Last month, Kamloops-Thompson-Cariboo MP Cathy McLeod announced the launch of Connecting Canadians, “a new Government of Canada program that will bring high-speed Internet to 280,000 Canadian households that currently do not have Internet or have slower access.”
The government, she said, will invest up to $305 million to extend access to broadband Internet at 5 megabits per second to 98 per cent of Canadian households, mainly in rural communities.
“For all Canadians, especially those living in rural and remote areas, having access to high-speed Internet helps create new jobs as well as new innovative products and businesses,” said McLeod.
“As more and more Canadians work and engage online, ensuring those in rural and remote areas have high-speed Internet access will enable them to fully take advantage of the digital economy.”

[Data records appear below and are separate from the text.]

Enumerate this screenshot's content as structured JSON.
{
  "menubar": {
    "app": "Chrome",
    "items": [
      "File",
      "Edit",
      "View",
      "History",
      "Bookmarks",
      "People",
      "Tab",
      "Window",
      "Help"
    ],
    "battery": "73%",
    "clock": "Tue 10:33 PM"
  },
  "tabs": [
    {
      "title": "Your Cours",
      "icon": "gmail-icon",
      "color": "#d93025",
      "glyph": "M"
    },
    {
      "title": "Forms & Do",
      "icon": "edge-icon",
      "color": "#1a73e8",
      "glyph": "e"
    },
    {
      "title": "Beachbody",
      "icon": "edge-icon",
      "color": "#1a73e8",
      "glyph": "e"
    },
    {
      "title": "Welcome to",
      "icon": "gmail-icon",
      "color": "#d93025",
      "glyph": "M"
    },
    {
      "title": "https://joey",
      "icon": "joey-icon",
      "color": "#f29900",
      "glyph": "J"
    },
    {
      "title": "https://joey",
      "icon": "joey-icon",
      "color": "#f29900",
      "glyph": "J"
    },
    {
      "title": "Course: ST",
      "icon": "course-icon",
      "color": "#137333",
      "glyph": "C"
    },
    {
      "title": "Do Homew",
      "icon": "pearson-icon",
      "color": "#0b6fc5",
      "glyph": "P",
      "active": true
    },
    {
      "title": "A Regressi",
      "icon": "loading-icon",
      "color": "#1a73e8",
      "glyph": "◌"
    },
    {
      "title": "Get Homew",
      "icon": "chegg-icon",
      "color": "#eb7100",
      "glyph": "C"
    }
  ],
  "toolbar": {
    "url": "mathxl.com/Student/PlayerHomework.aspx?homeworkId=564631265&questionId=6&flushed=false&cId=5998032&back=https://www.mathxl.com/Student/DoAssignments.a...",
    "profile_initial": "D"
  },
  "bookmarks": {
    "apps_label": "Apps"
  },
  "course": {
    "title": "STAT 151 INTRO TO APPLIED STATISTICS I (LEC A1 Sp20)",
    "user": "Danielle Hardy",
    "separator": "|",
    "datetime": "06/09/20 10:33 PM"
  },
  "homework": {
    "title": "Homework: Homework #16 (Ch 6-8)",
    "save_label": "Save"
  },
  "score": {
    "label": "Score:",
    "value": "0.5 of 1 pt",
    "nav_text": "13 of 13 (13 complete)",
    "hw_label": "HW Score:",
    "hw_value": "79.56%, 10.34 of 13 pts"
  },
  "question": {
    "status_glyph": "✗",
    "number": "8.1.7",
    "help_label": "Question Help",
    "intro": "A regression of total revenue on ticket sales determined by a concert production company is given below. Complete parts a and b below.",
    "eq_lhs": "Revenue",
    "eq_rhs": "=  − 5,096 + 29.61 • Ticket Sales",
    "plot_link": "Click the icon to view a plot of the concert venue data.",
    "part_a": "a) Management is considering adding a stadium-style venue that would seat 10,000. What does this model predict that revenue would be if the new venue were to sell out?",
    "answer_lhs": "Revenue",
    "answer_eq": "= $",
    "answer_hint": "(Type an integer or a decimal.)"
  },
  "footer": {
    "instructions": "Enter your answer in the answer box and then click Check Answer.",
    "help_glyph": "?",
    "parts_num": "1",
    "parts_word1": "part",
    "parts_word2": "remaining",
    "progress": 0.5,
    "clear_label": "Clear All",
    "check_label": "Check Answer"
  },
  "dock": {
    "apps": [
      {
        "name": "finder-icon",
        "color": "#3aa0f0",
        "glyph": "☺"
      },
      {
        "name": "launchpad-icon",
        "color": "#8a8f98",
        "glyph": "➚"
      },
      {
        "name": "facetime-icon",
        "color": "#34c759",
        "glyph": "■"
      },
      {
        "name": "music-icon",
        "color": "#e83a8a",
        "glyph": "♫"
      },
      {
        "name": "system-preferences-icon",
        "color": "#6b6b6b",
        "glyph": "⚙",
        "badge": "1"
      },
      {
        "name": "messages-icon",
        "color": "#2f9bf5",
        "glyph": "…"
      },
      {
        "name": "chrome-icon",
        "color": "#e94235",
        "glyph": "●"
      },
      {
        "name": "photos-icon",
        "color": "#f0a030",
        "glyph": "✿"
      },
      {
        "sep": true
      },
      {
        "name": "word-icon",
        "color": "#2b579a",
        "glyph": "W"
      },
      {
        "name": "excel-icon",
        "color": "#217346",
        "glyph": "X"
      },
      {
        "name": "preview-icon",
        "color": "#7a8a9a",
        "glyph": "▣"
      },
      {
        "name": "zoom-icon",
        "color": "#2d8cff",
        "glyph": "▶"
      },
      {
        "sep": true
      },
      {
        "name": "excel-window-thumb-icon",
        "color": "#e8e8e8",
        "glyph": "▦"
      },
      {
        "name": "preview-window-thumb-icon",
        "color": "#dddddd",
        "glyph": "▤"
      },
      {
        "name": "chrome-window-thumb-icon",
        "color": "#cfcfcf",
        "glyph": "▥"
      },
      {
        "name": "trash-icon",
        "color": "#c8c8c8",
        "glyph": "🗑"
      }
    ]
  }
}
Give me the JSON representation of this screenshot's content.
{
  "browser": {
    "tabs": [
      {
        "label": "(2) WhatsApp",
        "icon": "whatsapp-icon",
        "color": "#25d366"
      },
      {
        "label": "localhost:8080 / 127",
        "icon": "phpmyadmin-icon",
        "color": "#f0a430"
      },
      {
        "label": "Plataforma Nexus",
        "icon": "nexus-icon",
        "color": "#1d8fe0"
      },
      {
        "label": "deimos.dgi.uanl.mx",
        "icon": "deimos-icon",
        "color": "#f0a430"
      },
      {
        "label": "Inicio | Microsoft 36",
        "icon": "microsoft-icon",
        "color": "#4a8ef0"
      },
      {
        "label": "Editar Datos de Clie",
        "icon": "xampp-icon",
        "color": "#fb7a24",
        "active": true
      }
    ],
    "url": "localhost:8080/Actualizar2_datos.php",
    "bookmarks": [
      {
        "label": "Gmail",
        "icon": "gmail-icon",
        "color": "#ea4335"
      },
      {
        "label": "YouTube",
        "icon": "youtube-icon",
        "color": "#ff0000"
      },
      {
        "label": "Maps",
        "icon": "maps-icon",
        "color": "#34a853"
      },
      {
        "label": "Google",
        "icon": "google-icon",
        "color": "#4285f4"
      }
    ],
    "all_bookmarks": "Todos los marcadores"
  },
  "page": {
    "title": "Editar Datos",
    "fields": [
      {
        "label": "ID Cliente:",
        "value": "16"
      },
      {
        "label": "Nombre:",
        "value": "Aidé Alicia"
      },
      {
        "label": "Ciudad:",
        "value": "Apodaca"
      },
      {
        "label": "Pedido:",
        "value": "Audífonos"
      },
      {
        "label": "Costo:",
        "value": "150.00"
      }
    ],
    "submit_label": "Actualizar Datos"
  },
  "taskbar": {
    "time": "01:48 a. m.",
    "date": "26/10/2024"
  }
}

It’s actually more urgent than that. Access to high-speed Internet is pretty much a necessity of life, for business, personal safety, access to information, connection to the outside world.
Yet the Conservatives’ current budget commitment is to bring high-speed Internet to only 280,000 more households. Between 2009 and 2012, the Broadband Canada program connected 220,000 to 1.5 Mbps service.
The provincial government isn’t doing any better. In April, it announced $2 million in provincial funding to subsidize satellite service where wired or wireless broadband wasn’t currently available. That program, called the B.C. Broadband Satellite Initiative, put up half the cost of installing an Xplornet dish to a maximum of $250.
A provincial pledge in 2012 to subsidize a new high-speed wireless Internet service in the North Thompson amounted to nothing.
Political promises on high-speed Internet go back to the days of Jean Chretien, who promised that every Canadian home would have it by 2004. Every home.
The Conservatives? Well, a headline in March 2012 said this: “High-speed Internet for rural towns coming, MP McLeod promises.”
And the promises just keep coming. Ten years after Chretien’s deadline, providing high-speed Internet in rural Canada is such an uncoordinated patchwork of passing programs, independent providers and announcements that the concept of every Canadian having access to it remains just a dream.

I was on Anikast, then Xplornet, and then we went to a Telus Stick when we lived out in a rural area for 15 years. We moved into to the city a few years ago.The only thing that bothers me about me moving out to a rural area again is going back to slow speed internet. We have been listening to these promises for a very long time. And paying through our nose for the privilege. If anyone in the city was told that they had to pay $200 a month for 3 mbps internet, or 35 kpbs, they would scream blood murder. Why is okay out in the rural areas?